Publication year - 1997
Publication title -
journal of fish biology
Language(s) - English
Resource type - Journals
SCImago Journal Rank - 0.672
H-Index - 115
eISSN - 1095-8649
pISSN - 0022-1112
DOI - 10.1111/j.1095-8649.1997.tb02517.x
Subject(s) - marsh , biology , brackish marsh , ecology , salt marsh , wetland , fishery
In the Camargue (southern France), movements of fish between a canal and two seasonally flooded marshes were monitored continuously by fish traps for 3 years for one marsh and for 2 years for the other. The timing of the entry and exit of the main species was determined together with species annual demographic balance, defined as the difference between the number of fish leaving and the number of fish entering. Only some of the species inhabiting the canal colonized the marshes. Except those species that reproduced in salt or brackish waters, all the species colonizing the marshes reproduced in it. The most abundant of these species were small sized (mosquitofish, sand smelt and three‐spined stickleback).
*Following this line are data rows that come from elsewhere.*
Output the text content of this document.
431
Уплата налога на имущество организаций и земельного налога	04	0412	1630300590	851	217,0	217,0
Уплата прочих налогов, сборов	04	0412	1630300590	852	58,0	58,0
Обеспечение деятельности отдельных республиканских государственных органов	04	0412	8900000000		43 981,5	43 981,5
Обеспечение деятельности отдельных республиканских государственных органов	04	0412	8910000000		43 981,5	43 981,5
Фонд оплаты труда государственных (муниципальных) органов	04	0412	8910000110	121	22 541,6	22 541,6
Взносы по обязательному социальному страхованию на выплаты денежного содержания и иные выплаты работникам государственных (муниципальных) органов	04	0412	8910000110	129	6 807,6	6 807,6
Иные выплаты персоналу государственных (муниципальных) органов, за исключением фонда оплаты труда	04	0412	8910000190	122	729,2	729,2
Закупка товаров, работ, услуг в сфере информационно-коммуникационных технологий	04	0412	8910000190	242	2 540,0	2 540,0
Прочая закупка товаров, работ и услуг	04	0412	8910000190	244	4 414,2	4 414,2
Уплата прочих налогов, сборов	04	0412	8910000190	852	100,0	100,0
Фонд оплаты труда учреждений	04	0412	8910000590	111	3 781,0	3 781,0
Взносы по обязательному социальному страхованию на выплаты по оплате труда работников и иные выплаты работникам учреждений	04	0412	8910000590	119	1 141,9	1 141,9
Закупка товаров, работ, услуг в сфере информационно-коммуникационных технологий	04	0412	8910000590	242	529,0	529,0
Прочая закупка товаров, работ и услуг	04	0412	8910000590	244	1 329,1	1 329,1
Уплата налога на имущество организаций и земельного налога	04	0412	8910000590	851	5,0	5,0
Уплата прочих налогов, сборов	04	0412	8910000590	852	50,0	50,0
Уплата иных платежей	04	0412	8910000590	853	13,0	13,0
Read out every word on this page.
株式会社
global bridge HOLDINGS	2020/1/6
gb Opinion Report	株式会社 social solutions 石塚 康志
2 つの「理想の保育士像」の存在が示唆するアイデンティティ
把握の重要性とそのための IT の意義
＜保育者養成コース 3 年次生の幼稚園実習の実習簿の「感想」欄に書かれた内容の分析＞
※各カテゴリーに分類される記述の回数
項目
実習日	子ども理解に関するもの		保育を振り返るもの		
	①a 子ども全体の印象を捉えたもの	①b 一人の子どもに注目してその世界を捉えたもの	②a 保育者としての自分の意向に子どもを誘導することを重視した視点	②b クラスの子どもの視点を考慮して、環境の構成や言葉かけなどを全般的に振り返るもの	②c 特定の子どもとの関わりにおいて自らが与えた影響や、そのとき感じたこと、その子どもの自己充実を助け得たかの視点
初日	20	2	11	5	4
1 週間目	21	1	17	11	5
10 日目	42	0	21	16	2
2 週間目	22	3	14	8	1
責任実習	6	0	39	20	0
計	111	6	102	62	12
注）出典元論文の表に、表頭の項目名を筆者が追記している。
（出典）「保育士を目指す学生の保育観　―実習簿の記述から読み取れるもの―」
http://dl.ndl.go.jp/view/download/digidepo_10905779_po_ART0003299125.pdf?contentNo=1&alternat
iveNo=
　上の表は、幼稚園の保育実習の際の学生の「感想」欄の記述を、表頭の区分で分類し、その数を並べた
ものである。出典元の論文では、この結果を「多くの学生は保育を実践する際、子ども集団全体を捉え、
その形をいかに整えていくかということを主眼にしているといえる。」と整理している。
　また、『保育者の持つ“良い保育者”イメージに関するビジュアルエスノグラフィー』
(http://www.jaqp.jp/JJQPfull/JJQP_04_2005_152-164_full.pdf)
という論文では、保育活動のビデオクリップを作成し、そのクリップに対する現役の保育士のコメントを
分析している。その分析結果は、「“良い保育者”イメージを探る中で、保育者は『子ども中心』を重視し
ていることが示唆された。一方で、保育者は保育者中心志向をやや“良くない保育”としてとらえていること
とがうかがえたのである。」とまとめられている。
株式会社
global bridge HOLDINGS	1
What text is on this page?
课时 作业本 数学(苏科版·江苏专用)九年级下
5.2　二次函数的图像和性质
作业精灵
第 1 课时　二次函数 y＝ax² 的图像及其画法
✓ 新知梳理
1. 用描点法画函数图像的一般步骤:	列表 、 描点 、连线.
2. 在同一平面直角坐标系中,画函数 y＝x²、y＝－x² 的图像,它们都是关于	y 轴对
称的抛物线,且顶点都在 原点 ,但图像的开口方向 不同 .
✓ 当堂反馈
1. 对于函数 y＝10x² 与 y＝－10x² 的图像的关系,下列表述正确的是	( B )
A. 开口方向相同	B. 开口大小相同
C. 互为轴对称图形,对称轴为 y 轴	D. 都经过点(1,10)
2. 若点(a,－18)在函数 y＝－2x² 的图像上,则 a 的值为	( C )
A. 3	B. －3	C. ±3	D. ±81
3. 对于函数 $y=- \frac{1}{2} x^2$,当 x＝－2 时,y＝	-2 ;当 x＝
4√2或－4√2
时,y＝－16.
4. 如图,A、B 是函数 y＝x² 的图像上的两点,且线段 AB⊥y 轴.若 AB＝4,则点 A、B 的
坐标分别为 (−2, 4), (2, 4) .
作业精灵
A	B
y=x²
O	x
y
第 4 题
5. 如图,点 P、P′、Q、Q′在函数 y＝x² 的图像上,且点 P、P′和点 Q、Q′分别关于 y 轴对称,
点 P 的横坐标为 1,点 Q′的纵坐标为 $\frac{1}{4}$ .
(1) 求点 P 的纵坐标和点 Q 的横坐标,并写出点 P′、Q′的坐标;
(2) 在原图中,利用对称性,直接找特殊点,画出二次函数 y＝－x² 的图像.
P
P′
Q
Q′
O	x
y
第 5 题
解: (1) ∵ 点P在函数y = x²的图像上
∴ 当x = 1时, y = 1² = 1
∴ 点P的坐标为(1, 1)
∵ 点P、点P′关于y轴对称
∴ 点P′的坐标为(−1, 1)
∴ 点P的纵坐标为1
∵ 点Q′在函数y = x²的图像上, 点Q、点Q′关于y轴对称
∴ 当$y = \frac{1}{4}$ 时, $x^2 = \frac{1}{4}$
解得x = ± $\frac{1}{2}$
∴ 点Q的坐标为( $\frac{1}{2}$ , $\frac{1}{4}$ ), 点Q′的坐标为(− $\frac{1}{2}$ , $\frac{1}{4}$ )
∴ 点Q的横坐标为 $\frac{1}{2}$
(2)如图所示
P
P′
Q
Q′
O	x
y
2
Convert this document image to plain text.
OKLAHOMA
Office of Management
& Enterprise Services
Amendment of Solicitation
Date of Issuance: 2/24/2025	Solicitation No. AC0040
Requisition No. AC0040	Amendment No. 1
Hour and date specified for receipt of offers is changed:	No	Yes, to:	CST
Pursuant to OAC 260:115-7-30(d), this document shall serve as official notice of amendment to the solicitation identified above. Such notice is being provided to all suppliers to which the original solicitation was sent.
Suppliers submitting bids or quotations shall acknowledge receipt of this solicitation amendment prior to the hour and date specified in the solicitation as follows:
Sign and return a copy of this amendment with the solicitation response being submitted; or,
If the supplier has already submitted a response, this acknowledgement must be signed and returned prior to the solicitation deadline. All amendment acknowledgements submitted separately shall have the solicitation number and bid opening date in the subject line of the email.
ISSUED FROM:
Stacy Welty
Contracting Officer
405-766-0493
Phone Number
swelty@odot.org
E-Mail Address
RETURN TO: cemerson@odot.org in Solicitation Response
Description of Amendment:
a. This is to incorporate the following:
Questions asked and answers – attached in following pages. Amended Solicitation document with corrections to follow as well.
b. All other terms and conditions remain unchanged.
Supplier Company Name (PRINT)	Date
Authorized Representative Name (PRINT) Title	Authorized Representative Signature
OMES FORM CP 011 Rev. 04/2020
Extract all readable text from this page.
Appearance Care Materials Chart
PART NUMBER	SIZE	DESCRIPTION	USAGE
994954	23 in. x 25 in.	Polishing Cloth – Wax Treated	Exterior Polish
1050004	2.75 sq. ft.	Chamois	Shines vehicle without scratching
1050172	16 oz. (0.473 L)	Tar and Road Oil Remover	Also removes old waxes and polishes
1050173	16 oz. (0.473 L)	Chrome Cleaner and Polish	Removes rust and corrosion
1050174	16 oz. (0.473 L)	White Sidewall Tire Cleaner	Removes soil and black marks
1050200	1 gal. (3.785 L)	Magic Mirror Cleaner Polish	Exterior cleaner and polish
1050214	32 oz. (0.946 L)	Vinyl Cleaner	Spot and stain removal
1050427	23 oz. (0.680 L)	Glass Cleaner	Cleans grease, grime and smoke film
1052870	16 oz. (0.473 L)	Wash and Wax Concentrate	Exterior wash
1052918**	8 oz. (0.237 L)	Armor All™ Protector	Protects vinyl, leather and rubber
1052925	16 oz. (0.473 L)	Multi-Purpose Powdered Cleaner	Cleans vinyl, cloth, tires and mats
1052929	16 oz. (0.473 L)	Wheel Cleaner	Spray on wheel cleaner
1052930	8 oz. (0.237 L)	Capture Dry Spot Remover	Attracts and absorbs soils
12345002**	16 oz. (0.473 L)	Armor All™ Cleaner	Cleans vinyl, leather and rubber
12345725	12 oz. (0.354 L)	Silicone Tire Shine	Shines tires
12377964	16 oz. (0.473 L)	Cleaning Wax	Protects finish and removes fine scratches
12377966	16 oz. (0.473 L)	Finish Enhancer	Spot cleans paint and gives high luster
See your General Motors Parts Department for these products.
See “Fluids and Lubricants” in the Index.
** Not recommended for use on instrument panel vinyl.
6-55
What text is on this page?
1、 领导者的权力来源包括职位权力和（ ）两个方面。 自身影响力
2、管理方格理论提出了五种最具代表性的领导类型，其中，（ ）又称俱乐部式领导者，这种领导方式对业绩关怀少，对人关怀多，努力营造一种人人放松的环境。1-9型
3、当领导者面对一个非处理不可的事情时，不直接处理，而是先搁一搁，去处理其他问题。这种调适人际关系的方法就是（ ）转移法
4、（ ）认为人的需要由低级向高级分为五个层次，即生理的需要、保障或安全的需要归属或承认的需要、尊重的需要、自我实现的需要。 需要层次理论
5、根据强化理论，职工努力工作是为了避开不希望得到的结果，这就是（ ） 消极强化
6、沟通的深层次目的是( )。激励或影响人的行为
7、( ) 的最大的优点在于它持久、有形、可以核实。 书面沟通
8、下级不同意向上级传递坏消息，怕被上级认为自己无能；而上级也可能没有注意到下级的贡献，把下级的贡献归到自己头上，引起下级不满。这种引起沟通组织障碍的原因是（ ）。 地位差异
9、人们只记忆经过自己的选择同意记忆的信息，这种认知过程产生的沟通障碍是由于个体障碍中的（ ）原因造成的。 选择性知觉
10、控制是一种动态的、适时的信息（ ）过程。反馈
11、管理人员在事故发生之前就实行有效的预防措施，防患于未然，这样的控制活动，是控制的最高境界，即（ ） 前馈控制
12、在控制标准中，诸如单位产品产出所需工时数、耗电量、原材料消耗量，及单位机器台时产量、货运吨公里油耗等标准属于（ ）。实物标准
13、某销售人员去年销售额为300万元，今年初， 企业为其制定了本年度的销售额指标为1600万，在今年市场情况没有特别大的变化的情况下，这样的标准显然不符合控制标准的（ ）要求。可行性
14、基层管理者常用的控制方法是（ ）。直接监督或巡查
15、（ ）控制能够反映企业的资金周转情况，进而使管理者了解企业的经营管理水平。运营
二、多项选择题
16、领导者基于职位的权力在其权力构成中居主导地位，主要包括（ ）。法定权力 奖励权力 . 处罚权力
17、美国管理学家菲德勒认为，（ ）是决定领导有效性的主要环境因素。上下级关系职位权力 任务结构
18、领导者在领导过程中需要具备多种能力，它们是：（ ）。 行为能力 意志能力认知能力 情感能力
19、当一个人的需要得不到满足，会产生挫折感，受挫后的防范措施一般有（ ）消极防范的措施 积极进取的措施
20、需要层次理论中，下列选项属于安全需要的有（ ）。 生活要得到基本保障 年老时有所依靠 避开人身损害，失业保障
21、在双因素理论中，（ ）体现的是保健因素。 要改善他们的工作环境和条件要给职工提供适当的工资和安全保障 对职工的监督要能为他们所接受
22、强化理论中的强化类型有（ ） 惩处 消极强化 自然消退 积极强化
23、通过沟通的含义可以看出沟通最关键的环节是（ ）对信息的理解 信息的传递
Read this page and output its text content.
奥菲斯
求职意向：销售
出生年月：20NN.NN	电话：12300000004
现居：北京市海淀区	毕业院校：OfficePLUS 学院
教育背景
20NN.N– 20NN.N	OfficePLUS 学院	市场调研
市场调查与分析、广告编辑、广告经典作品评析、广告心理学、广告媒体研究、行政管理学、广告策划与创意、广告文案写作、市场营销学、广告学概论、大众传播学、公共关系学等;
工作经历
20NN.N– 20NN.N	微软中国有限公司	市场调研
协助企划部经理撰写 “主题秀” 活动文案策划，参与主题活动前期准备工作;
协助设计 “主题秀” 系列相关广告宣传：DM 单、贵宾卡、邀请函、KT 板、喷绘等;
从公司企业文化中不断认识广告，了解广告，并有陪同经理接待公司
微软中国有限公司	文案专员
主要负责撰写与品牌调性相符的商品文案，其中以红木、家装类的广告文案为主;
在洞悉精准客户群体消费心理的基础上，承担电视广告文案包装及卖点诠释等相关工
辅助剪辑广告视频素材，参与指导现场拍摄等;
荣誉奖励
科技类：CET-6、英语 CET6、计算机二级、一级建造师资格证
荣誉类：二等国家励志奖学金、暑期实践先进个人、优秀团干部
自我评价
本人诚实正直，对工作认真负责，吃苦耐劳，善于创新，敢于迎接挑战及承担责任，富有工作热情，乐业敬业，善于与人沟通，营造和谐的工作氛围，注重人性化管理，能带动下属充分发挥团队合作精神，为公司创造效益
The unpredictability of water levels in summer was particularly unfavourable for recruitment and survival of species that breed late in the year, e.g. pumpkinseed sunfish, or which prolonged their stay in the marsh and only attempted to leave just before the connection was broken, e.g. carp. Only the three‐spined stickleback always had a positive demographic balance as a result of colonizing the marshes. Adults of this species entered in winter and young‐of‐the‐year left in April. By limiting its stay in the seasonally flooded marshes, the stickleback minimized the risks related to environmental unpredictability. These results suggest that hydrology (temporal variations of water depth) may influence the fish community structure through interspecific differences in survival and recruitment, as a result of temporal variations in the use of seasonally flooded marshes.